Great. Sounded like a guy that would be popular in New Orleans, or at least in the touristy areas.
I scanned another couple of pages. “Followers believe Baron Samedi is the god that determines who lives and who dies, and is the head of the Vodou gods who are linked to magic, ancestor worship, and death. Believers don’t consider him evil, just capricious.”
Alex reached across me to lift a page and better see the illustrations. “I don’t believe in voodoo gods, but some murderous SOB obviously does. If it weren’t for the wizards’ houses being targeted I wouldn’t think this was supernatural at all, but just a nutcase.”
I stared at the book’s drawing of the vévé. “I don’t believe in those gods either, from a religious standpoint. But as far as the Beyond goes, what we believe doesn’t matter. The fact that a lot of people
do
believe is enough to make him real. And voodoo supposedly still has an active presence in parts of New Orleans. Certainly did in its past. And the fact that wizards’ houses are being marked means it has to be supernatural.”
“So, you think the undead Marie Laveau has come back with some agenda like Lafitte did, and is making sacrifices to this Samedi guy?” Alex leaned back on the love seat and stretched his legs, one heavy, black-clad thigh running alongside my leg.
Sure was hot in this house.
I got up and paced the library. “Marie Laveau would make sense. She’s by far the best-known voodoo practitioner who ever lived here. But why would she be killing soldiers? Since she’s marking their houses, why not kill wizards?”
We stared at each other.
Alex was already punching a number into his cell phone. “I need to talk to Ken again—let him know these symbols are showing up on houses. I’ll leave out the wizard part. Maybe they can at least put some patrols out at the addresses where the wizards are in town.”

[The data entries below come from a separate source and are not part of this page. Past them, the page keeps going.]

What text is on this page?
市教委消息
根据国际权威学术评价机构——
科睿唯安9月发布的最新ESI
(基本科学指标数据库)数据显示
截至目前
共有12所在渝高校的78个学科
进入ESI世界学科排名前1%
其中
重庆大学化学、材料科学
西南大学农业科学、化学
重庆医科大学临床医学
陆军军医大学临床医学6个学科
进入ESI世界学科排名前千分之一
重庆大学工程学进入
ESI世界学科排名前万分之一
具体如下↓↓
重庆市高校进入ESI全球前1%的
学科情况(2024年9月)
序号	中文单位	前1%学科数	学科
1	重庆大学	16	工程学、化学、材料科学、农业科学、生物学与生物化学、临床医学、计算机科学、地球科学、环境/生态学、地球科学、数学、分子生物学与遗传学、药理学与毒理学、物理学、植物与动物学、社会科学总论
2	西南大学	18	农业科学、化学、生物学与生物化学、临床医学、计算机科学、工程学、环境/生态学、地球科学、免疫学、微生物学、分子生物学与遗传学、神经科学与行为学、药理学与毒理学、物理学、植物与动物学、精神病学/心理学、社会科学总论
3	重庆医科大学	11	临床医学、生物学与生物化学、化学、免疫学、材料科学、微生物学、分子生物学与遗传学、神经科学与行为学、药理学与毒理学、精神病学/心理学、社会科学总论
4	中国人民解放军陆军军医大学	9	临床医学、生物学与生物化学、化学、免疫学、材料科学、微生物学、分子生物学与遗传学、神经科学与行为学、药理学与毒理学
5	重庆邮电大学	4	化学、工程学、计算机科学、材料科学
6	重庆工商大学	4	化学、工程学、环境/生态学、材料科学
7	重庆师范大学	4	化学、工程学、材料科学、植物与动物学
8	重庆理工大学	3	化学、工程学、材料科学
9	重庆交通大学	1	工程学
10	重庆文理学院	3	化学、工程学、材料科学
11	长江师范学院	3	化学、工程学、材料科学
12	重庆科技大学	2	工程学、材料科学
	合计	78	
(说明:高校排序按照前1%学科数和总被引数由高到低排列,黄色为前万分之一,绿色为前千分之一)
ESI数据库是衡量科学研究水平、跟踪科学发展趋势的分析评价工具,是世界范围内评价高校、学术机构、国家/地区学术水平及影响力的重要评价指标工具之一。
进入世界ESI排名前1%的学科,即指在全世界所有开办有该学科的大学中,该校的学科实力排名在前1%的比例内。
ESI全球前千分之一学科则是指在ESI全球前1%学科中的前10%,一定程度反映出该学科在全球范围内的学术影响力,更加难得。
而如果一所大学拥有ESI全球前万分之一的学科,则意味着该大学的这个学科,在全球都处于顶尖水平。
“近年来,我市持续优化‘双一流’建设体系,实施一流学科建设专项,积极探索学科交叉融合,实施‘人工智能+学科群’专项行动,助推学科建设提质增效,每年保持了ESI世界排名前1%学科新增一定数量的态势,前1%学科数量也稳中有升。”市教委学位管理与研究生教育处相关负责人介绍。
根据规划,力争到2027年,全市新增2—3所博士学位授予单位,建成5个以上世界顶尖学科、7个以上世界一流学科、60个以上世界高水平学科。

Including mine. I doubted the cops had the manpower for extra patrols, or that it would do much good, but I slid a pad and pen in front of him anyway.
He stared at the notes after ending his call. “Our symbol was painted at the scene of all three murders—they finally uncovered it on the sidewalk in the last one. Ken says they don’t have any leads, and they’re frustrated. The dead soldier this last time was from somewhere in Texas, no ties to the local voodoo community that anyone has found. First victim was from California, second from Virginia.”
“Do the police know what the symbol is?”
“No, they made the voodoo connection because of the candles and the dead roosters. Second murder also had a kind of altar set up with a bottle of rum on it. Ken’s best guess is that the murders are some warped kind of blood sacrifice, maybe an appeal to the gods for hurricane relief.”
I huffed. “Why kill the soldiers who are helping us, then?
The sacrifice part sounds right, but what does it have to do with wizards?”
“Any chance the soldiers were wizards?”
I didn’t think so, but it warranted another call to the Elders. I was beginning to think we needed our own Elder hotline.